I am white. She is black.
I asked if she was sure it was a coffin and she said, “It sure looks like one, and [another life-long member] asked me about it too.” Overhearing us, another member joined in, “oh, yea, right there across the street. I saw it too.” I responded, “we need to go take a look at it. Right now.”
Off we went, across the street. It was not a coffin. It was an old white chest discarded on the sidewalk. The chain was an iPad cord wrapped around the pole of the stop sign. From a distance it indeed looked like a chain glistening in the rain.
It didn’t really matter that it was just a chest. What mattered was that my people, in my parish, were driving to church and seeing a coffin.
I am white. All three of these life-long members, by which I mean, members who joined this parish as children in the 1940s and 50s, are black. What they saw across from their church was a threat, a threat of violence, a threat of death.
Last week, a local Representative of the State of Oregon, Rep. Bill Post, R-Keizer put the personal contact information of three Portland clergy-persons on a Facebook page. The clergy are Interfaith sponsors of a statewide Ballot Initiative on gun violence. In a video, Rep. Post encouraged his followers to “be hysterical at the right people, and the people are the chief petitioners of this ballot measure… some pastors and a rabbi up in Portland that put this together.” One of these petitioners is the former priest of this parish, a respected member of the Black community in Portland, and a leader among Christians in the State of Oregon. She was baptized in this parish in 1937. She is still a member.
Since Rep. Post shared her personal information on Facebook, she (as well as her co-sponsors) has received many personal emails, comments, and phone calls. This is not an appropriate way to respond to a public, civil petition. In addition, many of the messages were rude, explicitly threatening, and in one case, suggestive of sexual violence.

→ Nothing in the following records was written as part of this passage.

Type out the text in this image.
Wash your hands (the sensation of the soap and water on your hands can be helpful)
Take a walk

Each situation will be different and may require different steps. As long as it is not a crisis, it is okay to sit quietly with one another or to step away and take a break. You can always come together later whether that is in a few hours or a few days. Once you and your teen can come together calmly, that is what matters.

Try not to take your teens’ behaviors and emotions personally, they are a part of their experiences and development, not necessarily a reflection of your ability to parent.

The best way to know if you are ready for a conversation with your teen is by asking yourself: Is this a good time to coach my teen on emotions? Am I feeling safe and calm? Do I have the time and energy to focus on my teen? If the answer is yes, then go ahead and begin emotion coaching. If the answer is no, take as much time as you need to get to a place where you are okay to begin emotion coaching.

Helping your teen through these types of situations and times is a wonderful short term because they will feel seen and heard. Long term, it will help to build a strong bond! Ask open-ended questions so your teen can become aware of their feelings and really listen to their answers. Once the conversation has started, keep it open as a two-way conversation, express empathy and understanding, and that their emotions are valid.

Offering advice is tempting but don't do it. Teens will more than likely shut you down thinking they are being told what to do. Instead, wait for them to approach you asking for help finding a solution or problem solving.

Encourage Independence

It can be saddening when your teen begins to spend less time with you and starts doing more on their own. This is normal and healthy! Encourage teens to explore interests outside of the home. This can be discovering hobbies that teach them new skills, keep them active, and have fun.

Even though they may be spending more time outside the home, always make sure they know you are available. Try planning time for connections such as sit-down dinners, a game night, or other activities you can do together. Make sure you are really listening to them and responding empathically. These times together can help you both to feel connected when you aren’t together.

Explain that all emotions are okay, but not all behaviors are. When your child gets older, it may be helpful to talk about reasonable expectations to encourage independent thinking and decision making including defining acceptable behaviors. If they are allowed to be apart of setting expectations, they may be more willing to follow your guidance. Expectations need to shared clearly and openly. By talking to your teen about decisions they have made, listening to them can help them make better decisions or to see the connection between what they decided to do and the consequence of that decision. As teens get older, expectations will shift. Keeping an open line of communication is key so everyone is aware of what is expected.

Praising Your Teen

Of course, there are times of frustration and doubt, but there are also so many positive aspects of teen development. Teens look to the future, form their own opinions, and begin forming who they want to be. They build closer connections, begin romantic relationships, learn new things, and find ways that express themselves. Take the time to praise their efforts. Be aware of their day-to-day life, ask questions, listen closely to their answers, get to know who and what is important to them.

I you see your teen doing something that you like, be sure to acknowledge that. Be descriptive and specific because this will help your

Let me be clear: a citizen of our state is being harassed for civic engagement, for her willingness to speak out on the issue of guns and violence.
And her family and friends feel threatened. It was just a white chest, but from across the street, it looked like a coffin. For a community all too familiar with threats of violence, it is not difficult to see in that chest yet another threat to one’s life and well-being.
Today I watched a reaction that I, as a white person, would never have, but that is an entirely normal response by a community that has experienced a life-time of racism. It is my privilege not to see threats. It is their reality to know that violence is an ever-present threat. It does not matter that it was just an old chest. It matters that we live in a world of fear and violence where speaking out can cost our lives.
Rep. Post, you are a representative of your constituents, but you also speak for all Oregonians. As a duly elected Representative, it is your responsibility to utilize the appropriate civic process to respond to the participation of fellow citizens. Posting personal information to share on Facebook and encouraging just anyone to make a personal call irresponsible. It is a misuse of your influence as a representative. It is a circumvention of the political process which allows citizens to petition the State, publicly campaign for their beliefs, and then submit their Initiative to a vote of the people.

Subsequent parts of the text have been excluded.